Congratulations Mall Guy! We must have bought about the same time, I noticed mine was also FINALLY up, by a whole $35.00 I didn't get a chance to sell though but I will on Tuesday. I will be sooo happy to finally get rid of this.


----------



## bettyboop

just checked again, up 25.86 not 35


----------



## james4beach

HaroldCrump: good stuff, thanks.

Just another illustration of a fund where capital appreciation is traded off for distributions & yield. In this case it looks like a total tradeoff... as Harold indicates, no capital appreciation despite amazing performance of the underlying stocks!

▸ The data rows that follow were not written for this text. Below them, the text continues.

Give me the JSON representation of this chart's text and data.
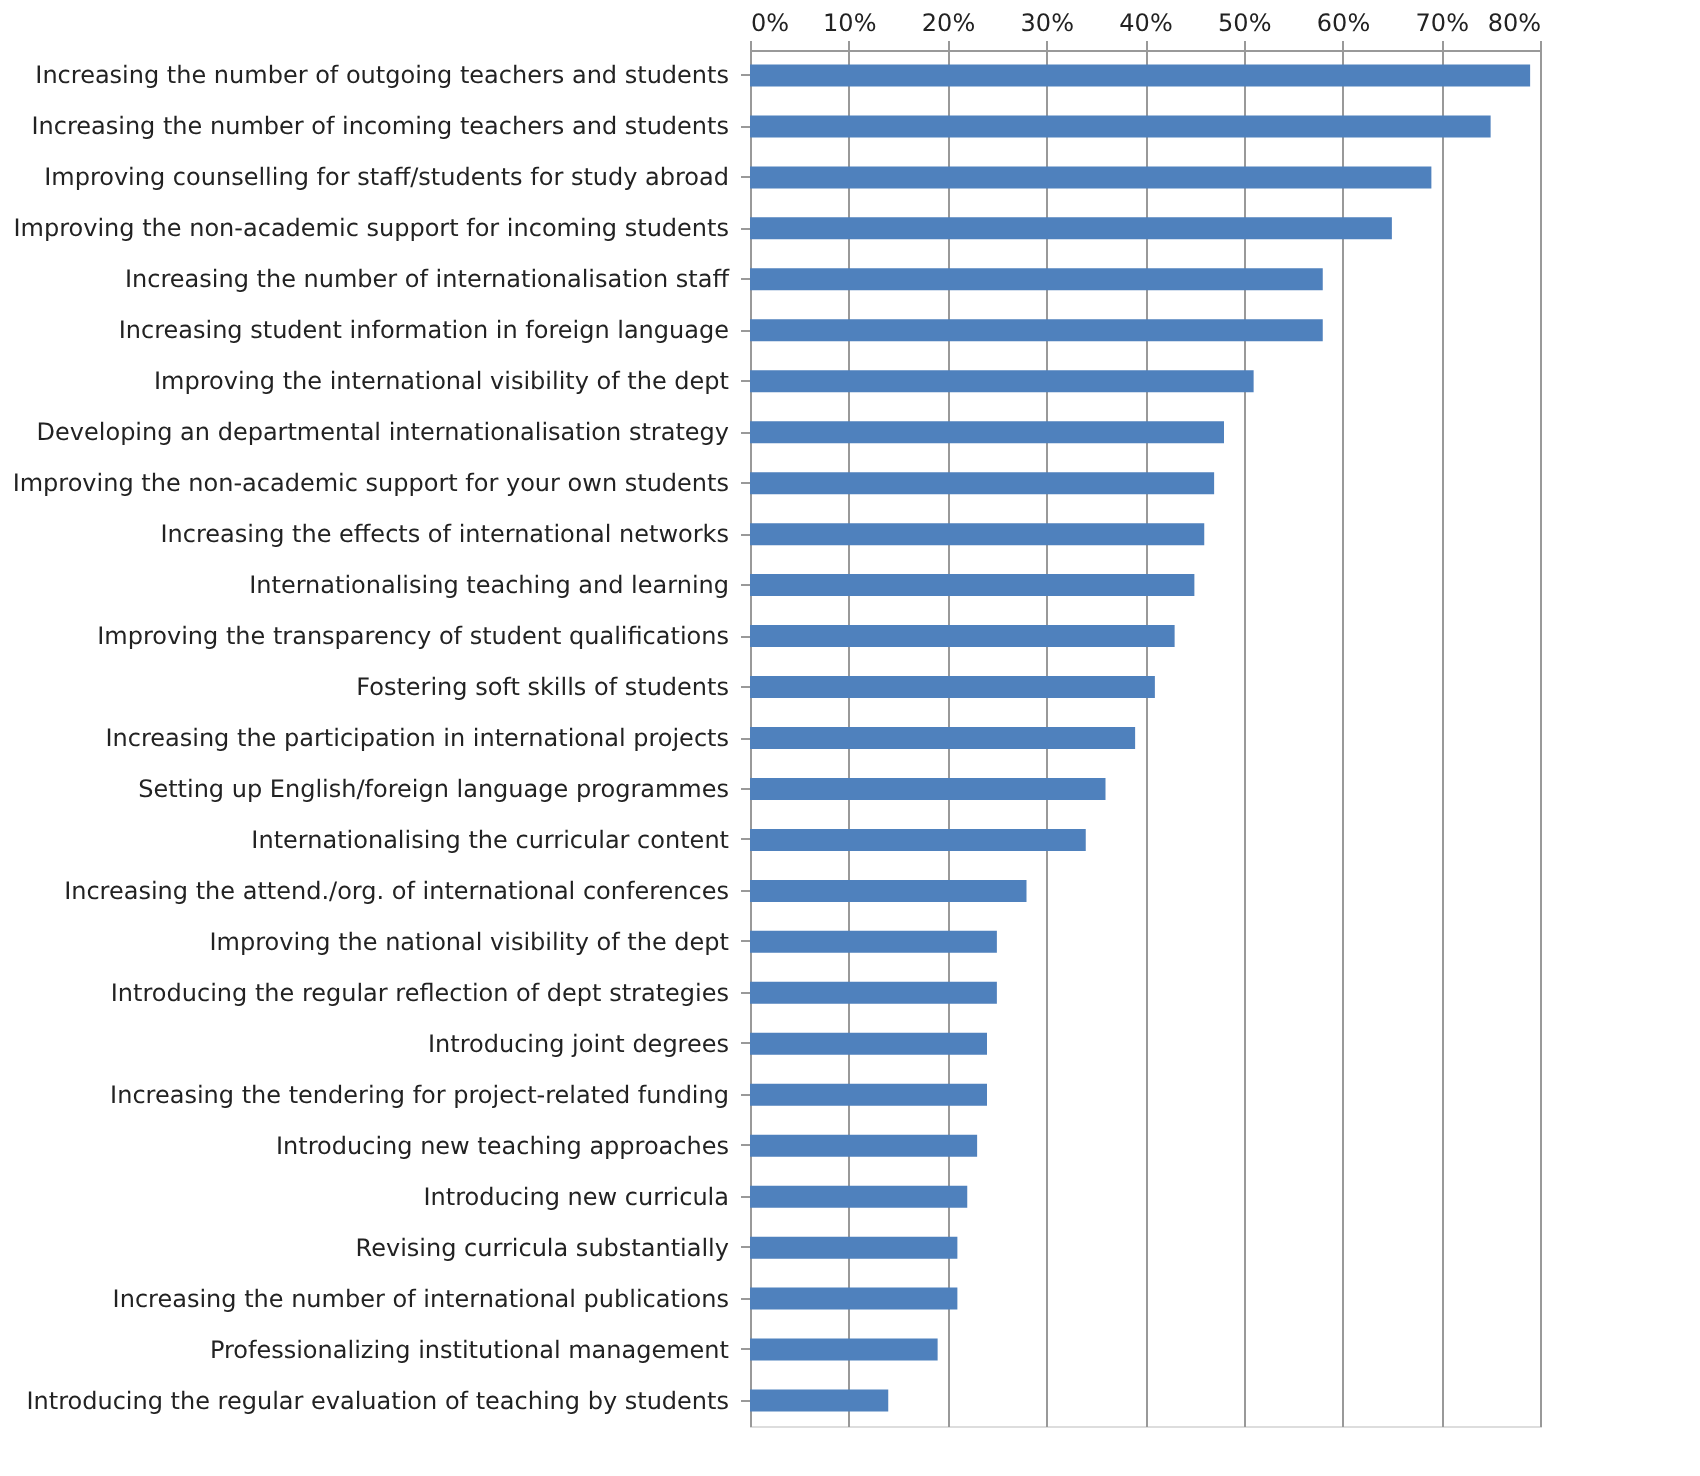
{
  "chart_data": {
    "type": "bar",
    "orientation": "horizontal",
    "color": "#4f81bd",
    "grid": "x",
    "categories": [
      "Increasing the number of outgoing teachers and students",
      "Increasing the number of incoming teachers and students",
      "Improving counselling for staff/students for study abroad",
      "Improving the non-academic support for incoming students",
      "Increasing the number of internationalisation staff",
      "Increasing student information in foreign language",
      "Improving the international visibility of the dept",
      "Developing an departmental internationalisation strategy",
      "Improving the non-academic support for your own students",
      "Increasing the effects of international networks",
      "Internationalising teaching and learning",
      "Improving the transparency of student qualifications",
      "Fostering soft skills of students",
      "Increasing the participation in international projects",
      "Setting up English/foreign language programmes",
      "Internationalising the curricular content",
      "Increasing the attend./org. of international conferences",
      "Improving the national visibility of the dept",
      "Introducing the regular reflection of  dept strategies",
      "Introducing joint degrees",
      "Increasing the tendering for project-related funding",
      "Introducing new teaching approaches",
      "Introducing new curricula",
      "Revising curricula substantially",
      "Increasing the number of international publications",
      "Professionalizing institutional management",
      "Introducing the regular evaluation of teaching by students"
    ],
    "values": [
      79,
      75,
      69,
      65,
      58,
      58,
      51,
      48,
      47,
      46,
      45,
      43,
      41,
      39,
      36,
      34,
      28,
      25,
      25,
      24,
      24,
      23,
      22,
      21,
      21,
      19,
      14
    ],
    "xlim": [
      0,
      80
    ],
    "xticks": [
      {
        "value": 0,
        "label": "0%"
      },
      {
        "value": 10,
        "label": "10%"
      },
      {
        "value": 20,
        "label": "20%"
      },
      {
        "value": 30,
        "label": "30%"
      },
      {
        "value": 40,
        "label": "40%"
      },
      {
        "value": 50,
        "label": "50%"
      },
      {
        "value": 60,
        "label": "60%"
      },
      {
        "value": 70,
        "label": "70%"
      },
      {
        "value": 80,
        "label": "80%"
      }
    ]
  }
}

All those gains have been totally converted to income.

That's not terrible in itself, except it looks like the total return is going to be worse than just holding ZEB. Not too surprising... theory would suggest that the more complicated intermediary steps happen, the more inefficiencies there are and the worse the performance drag.

Financial middlemen have the uncanny ability to hurt performance (i.e. take your money)

Since you've already got a discount brokerage, why not just "do it yourself"? Cut out the middleman who uses complicated tricks to generate income. Just have your core position in the plain vanilla ETF (whether XIU or ZEB etc). Receive the excellent dividends, and periodically sell shares to generate more cash. Maybe sell shares twice a year. Buffer the proceeds of sales into HISA.

And "pay yourself" out whatever level of income you want. *Make it as high a 'yield' as you want!* That part is totally arbitrary. You'll end up better off this way, with fewer complex investments, fewer middlemen, lower fees, and more control of the process.


----------



## humble_pie

people dumping now never understood how these funds work, should never have played in these funds in the first place.

in flat markets, covered call funds like these can work.

in rising markets such as the one we've had in canadian banks, they will fail.

in falling markets, such as the one we passed through in canadian energy not long ago, they will fail.

did any of the recent dumpers read the prospectus?
did any of the dumpers have the least understanding what they were buying?
did any of the dumpers consider the numerous warnings posted all through this thread, right from the very beginning?
were any of the dumpers motivated to buy by anything other than blind greed?


----------



## HaroldCrump

I ran the numbers for the other major covered call ETF being discussed here - HEX.
The long stock only ETF closest to HEX is the big ol' grand-daddy of Canadian ETFs - the XIU.

XIU has a long history so I ran the performance comparison from the date of HEX inception only (3/18/2011).
Assumption is again all distributions held as cash i.e. not re-invested.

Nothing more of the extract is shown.